Last week was unarguably a horrible week: The Boston Marathon bombing. A deadly Texas fertilizer-plant explosion. Poison-laced letters mailed to the president and others.

The week, however, also underscored the symbiotic relationship between traditional and social media, particularly in Boston, where rumors and lurid hearsay abounded. There was the New York Post report of 12 dead—even as other outlets put the confirmed death toll at three. Or the way news of a Saudi man's detention went viral after the Post incorrectly identified him as a suspect. Then there was CNN, reporting that authorities had apprehended someone when, of course, they hadn't.

Still, both media platforms proved crucial after the FBI released surveillance footage of two suspects: Within hours, police were engaged in a standoff with the alleged bombers. Journalists scrambled to keep up. Online, one observer mused he was “watching traditional media die in my Twitter feed.” Others, conversely, argued that social media would be nowhere without the information it gleaned from TV and print.

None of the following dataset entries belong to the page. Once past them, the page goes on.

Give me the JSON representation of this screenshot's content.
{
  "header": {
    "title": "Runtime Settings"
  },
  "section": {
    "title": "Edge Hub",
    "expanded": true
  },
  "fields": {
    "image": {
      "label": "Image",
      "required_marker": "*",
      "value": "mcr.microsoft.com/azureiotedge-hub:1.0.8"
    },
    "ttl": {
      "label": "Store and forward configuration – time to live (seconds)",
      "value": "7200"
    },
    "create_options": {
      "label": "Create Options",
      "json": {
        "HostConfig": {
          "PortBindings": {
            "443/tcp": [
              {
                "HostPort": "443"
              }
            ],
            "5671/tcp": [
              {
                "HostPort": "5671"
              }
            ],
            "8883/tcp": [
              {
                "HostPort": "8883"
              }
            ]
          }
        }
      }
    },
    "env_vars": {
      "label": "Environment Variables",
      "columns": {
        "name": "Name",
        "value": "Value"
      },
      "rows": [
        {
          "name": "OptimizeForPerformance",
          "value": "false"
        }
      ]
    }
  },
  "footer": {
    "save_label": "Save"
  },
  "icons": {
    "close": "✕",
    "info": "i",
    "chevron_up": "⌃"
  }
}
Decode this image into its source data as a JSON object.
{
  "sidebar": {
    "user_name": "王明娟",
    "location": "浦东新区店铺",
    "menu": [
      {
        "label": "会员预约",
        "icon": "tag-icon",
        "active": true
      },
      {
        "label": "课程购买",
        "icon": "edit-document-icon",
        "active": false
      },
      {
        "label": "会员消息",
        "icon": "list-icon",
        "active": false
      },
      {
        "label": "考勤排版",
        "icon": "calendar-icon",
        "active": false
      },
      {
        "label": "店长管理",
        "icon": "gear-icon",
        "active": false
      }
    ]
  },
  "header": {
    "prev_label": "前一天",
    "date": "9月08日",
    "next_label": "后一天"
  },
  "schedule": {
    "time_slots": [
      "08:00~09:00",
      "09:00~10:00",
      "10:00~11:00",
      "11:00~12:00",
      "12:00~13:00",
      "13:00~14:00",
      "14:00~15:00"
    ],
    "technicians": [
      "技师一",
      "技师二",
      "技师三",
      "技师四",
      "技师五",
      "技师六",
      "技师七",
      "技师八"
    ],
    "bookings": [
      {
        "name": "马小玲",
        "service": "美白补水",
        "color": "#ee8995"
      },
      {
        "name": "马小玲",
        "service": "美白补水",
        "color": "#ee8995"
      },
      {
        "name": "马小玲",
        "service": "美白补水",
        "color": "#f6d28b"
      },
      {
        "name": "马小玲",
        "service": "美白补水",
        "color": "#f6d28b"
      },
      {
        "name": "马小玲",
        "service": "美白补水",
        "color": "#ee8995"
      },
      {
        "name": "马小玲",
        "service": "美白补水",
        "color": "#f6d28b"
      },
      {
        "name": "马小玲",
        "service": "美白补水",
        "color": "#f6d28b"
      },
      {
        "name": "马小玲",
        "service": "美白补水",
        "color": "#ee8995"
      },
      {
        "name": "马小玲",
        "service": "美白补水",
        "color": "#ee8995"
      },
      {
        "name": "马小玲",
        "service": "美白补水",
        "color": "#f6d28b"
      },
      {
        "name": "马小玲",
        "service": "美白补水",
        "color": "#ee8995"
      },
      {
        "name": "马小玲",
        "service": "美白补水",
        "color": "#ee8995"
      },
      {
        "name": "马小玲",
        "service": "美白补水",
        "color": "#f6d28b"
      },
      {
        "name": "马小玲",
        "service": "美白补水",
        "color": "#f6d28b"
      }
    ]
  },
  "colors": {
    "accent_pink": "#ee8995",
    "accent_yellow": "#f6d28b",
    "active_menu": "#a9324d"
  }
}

But as we sat glued to our screens—TV, computer, tablet, smartphone—it became clear that we hungered for details and accuracy. To that end, I watched as Seth Mnookin, a journalist and co-director of the Massachusetts Institute of Technology Graduate Program in Science Writing, earned 10,000 new followers in an hour as he tweeted live from Boston's front lines after the city went on lockdown.

Throughout, Mnookin tempered boots-on-the-ground swiftness with the caution of a seasoned reporter. His accounts served as a stellar example of how old and new media aren't mutually exclusive forces, but rather tools for the kind of reporting that satisfies a need for both immediacy and facts.